Up until recently I was also running ZFS (root and only filesystem) on a laptop with an SSD and 4 GB of RAM. It performed quite well. After putting in another 4 GB of RAM I didn't really notice much difference.

ADDED: I run a memory monitor in my tray and I rarely see it go above 2 or 3 GB now that I have 8 GB of RAM (unless I run VirtualBox). Here is a screenshot to confirm. In the tray, from the left there is the hostname (PHE), CPU stats, then after M is the memory usage.

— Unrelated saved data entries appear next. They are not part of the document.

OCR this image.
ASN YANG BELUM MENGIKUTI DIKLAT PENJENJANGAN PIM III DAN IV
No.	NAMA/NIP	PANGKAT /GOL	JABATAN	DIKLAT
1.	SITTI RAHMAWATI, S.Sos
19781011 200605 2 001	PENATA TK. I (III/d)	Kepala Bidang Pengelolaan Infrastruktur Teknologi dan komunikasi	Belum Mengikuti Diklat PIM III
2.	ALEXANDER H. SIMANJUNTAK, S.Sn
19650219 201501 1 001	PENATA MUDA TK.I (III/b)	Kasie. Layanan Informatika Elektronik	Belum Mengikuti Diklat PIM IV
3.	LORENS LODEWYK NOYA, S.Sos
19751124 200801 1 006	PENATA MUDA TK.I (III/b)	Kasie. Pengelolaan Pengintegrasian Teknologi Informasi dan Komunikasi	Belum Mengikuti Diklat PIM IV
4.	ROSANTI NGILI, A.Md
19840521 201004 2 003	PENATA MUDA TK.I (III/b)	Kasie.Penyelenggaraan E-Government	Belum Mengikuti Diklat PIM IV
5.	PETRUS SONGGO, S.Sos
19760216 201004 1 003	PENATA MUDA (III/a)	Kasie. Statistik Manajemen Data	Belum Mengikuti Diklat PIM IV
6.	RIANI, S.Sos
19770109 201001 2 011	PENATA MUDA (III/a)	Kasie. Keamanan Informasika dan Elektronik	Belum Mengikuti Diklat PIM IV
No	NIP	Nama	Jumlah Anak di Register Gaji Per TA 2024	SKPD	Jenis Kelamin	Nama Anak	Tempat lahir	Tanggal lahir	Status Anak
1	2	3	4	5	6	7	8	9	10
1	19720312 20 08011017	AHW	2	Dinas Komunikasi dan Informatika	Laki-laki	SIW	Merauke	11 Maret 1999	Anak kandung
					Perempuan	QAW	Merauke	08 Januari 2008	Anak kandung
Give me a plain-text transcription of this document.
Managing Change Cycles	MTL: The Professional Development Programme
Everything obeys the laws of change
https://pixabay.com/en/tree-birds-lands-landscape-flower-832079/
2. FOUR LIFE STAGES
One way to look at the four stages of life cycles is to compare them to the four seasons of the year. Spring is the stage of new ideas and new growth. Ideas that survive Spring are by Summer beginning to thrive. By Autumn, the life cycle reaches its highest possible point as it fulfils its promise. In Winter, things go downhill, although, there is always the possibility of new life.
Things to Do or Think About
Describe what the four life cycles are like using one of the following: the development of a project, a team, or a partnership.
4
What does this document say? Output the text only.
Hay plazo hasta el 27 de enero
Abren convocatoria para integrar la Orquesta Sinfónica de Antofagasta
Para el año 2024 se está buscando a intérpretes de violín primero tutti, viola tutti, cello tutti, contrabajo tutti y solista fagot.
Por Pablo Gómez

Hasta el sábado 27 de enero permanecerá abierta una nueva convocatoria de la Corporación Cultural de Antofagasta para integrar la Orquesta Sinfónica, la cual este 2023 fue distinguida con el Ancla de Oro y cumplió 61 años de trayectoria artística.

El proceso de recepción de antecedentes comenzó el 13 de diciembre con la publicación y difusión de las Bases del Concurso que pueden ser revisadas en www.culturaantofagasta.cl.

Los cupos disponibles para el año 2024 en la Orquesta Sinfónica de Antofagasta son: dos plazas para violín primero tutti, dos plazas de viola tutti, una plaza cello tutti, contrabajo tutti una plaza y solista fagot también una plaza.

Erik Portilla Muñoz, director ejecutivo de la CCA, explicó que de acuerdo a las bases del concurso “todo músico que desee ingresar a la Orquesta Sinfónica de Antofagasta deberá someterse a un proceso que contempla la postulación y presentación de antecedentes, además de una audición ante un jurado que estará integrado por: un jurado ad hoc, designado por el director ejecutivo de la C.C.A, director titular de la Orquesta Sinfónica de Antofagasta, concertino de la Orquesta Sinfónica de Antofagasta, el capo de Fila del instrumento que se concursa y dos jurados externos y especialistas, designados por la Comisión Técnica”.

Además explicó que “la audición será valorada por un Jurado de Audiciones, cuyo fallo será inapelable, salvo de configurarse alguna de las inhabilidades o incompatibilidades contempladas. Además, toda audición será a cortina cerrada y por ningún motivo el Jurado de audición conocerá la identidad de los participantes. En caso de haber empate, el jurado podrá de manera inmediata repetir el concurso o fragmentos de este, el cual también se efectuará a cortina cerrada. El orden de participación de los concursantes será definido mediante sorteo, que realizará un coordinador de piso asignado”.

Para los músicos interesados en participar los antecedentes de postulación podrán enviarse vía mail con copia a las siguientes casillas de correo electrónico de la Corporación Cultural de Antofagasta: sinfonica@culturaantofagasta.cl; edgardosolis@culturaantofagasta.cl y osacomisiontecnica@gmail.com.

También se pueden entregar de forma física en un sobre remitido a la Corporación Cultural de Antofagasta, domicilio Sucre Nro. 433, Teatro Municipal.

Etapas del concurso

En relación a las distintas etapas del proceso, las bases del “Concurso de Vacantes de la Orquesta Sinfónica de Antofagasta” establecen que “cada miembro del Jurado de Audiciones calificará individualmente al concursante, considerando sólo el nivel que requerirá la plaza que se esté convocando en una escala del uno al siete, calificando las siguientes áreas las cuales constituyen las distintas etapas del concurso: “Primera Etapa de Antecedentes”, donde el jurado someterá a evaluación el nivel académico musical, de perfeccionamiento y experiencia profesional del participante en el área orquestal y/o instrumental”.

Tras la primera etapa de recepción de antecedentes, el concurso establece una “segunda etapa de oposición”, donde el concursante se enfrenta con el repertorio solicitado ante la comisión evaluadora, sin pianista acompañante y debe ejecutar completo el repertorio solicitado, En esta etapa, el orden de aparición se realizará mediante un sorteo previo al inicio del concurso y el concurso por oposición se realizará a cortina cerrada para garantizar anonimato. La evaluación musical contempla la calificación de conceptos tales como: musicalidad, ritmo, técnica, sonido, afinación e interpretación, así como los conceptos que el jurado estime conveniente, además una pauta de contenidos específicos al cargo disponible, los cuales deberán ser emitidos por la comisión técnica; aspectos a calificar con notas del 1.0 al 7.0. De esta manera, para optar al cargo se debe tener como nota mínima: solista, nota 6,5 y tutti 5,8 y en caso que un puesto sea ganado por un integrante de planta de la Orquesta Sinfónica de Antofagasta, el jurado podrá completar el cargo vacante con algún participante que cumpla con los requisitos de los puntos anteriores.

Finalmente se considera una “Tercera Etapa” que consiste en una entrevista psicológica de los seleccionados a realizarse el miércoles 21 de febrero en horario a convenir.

That's 2 GB with Firefox, Emacs and a bunch of other applications running. I calculate the memory usage as
Code:
total memory - (inactive count + free count + cache count)*(page size)
For low memory systems, check out this ZFS tuning guide.
 
I run a memory monitor in my tray and I rarely see it go above 2 or 3 GB now that I have 8 GB of RAM (unless I run VirtualBox). Here is a screenshot to confirm. In the tray, from the left there is the hostname (PHE), CPU stats, then after M is the memory usage. That's 2 GB with Firefox, Emacs and a bunch of other applications running. I calculate the memory usage as
Code:
total memory - (inactive count + free count + cache count)*(page size)

What tray bar and window manager are you using? Looks nice.
 
I have run ZFS with 2 GB of memory, and also had no problem with that. But you will need a 64 bit machine, that is clear. While more memory is better for ZFS, the sweet spot is not that high. After upgrading to 4 GB, I see no real difference while working. When playing, which means VirtualBox, there is a slight improvement.
 
What tray bar and window manager are you using? Looks nice.
It's the mode-line, which is part of StumpWM. If you try StumpWM out, I'd recommend installing SBCL and StumpWM itself manually. The port is ancient and it would take a lot of work with other ports to fix it.